É Emil que vai ao volante da lancha rápida. A dez minutos da baía de Bacuit, onde se erguem os pequenos hotéis, restaurantes e bares ainda pouco massificados de El Nido, está a sua ilha. Mostra orgulhoso a sua casa virada para o mar e desafia-nos para seguir viagem e descobrir mais três ou quatro locais que, diz, nos vão deixar «completamente rendidos». É entre o estreito de Linapacan, o mar de Sulu e o mar da China que saltamos as ondas. Uma tartaruga vem à superfície respirar. Mais à frente, um cardume de peixes-voadores saltam ao lado da lancha. A paisagem é única: ilhas pequenas e grandes das mais variadas formas, rochedos no meio do mar e recantos junto a terra onde a água tem cores que nem o melhor Photoshop alcança. A cada nova paragem, Emil sorri. «Fico feliz com a vossa alegria», diz. «Essa é a maior prova de que estamos num sítio único.» Secret Lagoon, Commando Beach, Snake Island, Secret Beach, os nomes vão passando e a boca abre-se cada vez mais de espanto. É impressionante. Mesmo para quem já tenha visitado praias em Portugal, no Mediterrâneo, em África, nas Caraíbas, no Índico ou em outros pontos da Ásia. É tudo: a temperatura, a cor, a natureza em redor, a companhia, o almoço de peixe e porco assado com manga fresca e cerveja fresca.

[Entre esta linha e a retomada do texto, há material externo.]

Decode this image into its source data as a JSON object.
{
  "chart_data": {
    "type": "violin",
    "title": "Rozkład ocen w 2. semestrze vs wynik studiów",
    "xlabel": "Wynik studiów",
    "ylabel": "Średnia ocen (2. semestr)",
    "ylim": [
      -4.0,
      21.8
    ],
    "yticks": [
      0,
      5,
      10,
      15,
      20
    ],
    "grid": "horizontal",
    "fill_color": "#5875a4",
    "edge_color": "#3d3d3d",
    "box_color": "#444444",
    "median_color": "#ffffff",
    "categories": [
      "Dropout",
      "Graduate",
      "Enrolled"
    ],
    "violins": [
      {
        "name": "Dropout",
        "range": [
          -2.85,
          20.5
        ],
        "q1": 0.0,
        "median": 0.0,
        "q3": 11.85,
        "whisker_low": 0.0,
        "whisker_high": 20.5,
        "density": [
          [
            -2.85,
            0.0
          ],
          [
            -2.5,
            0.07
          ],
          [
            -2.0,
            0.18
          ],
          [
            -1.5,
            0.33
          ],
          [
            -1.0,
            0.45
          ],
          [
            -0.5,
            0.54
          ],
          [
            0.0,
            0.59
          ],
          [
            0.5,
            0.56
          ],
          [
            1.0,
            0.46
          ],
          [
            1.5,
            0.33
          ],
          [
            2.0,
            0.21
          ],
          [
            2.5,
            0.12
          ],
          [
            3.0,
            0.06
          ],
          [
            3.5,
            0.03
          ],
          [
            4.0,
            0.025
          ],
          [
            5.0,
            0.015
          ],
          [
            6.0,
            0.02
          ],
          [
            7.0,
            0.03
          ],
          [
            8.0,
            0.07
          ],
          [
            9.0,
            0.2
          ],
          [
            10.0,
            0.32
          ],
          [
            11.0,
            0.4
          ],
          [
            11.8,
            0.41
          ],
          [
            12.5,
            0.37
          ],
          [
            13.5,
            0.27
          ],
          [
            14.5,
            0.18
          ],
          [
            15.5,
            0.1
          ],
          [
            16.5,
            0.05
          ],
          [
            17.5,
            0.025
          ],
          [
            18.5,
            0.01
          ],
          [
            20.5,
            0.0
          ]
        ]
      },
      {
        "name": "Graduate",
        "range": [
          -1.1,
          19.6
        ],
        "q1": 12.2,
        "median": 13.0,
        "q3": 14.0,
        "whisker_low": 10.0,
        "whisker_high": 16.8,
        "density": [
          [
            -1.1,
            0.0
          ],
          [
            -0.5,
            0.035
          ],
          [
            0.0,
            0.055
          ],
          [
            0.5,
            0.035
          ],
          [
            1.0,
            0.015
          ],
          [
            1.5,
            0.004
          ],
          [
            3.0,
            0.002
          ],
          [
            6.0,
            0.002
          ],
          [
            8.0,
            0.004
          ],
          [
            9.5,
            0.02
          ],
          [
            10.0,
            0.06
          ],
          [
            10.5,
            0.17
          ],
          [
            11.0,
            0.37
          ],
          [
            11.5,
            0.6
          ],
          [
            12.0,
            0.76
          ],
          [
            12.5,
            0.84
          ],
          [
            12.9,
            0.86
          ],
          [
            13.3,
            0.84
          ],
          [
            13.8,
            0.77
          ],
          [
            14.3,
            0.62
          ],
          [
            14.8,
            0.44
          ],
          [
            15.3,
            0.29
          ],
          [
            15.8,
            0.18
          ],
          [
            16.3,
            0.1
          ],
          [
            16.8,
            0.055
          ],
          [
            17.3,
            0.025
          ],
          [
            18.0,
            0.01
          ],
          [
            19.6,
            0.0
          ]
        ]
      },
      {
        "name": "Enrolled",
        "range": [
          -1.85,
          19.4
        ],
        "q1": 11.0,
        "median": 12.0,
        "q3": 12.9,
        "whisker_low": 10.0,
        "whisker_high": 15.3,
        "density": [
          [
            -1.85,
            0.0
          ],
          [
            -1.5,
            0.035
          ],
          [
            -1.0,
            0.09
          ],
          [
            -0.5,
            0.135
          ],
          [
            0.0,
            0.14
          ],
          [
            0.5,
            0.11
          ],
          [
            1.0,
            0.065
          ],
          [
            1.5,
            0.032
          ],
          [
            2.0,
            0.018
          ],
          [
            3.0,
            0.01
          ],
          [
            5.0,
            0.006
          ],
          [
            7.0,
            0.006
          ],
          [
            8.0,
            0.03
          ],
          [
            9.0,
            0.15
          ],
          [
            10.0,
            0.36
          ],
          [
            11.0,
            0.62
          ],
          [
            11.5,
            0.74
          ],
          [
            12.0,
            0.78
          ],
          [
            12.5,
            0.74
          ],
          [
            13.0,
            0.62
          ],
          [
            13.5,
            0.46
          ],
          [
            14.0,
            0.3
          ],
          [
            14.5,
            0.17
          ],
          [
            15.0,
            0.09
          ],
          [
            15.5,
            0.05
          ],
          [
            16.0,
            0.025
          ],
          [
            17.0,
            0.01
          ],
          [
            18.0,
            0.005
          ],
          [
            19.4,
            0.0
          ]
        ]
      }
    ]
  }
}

Ao fim do dia a lancha volta a El Nido. As estrelas indicam o caminho. Só há tempo para tomar um duche rápido, mudar de roupa, manter as havaianas nos pés e sair para comer num restaurante local. Frango e porco adobo são pratos tradicionais à base de molho de soja e de longas horas de confeção. Sempre acompanhado de molho de calamansi, umas adoráveis minilimas que juntam o melhor da laranja com o melhor do limão. «Vamos ao Pukka?», pergunta Emil. Nada melhor para terminar um dia perfeito – um bar jamaicano na praia. Há rum-cola, cerveja, música ao vivo, filipinos e turistas, estrangeiros que se mudaram para El Nido e aqueles que querem largar tudo e vir para cá. Não vale a pena procurar mais, o paraíso é mesmo aqui.

Emil, o espanhol, chegou, viu e não quer sair mais de El Nido. Comprou a ilha de Cauayan e abriu um hotel de cinco estrelas. Anda todos os dias de calções e chinelos.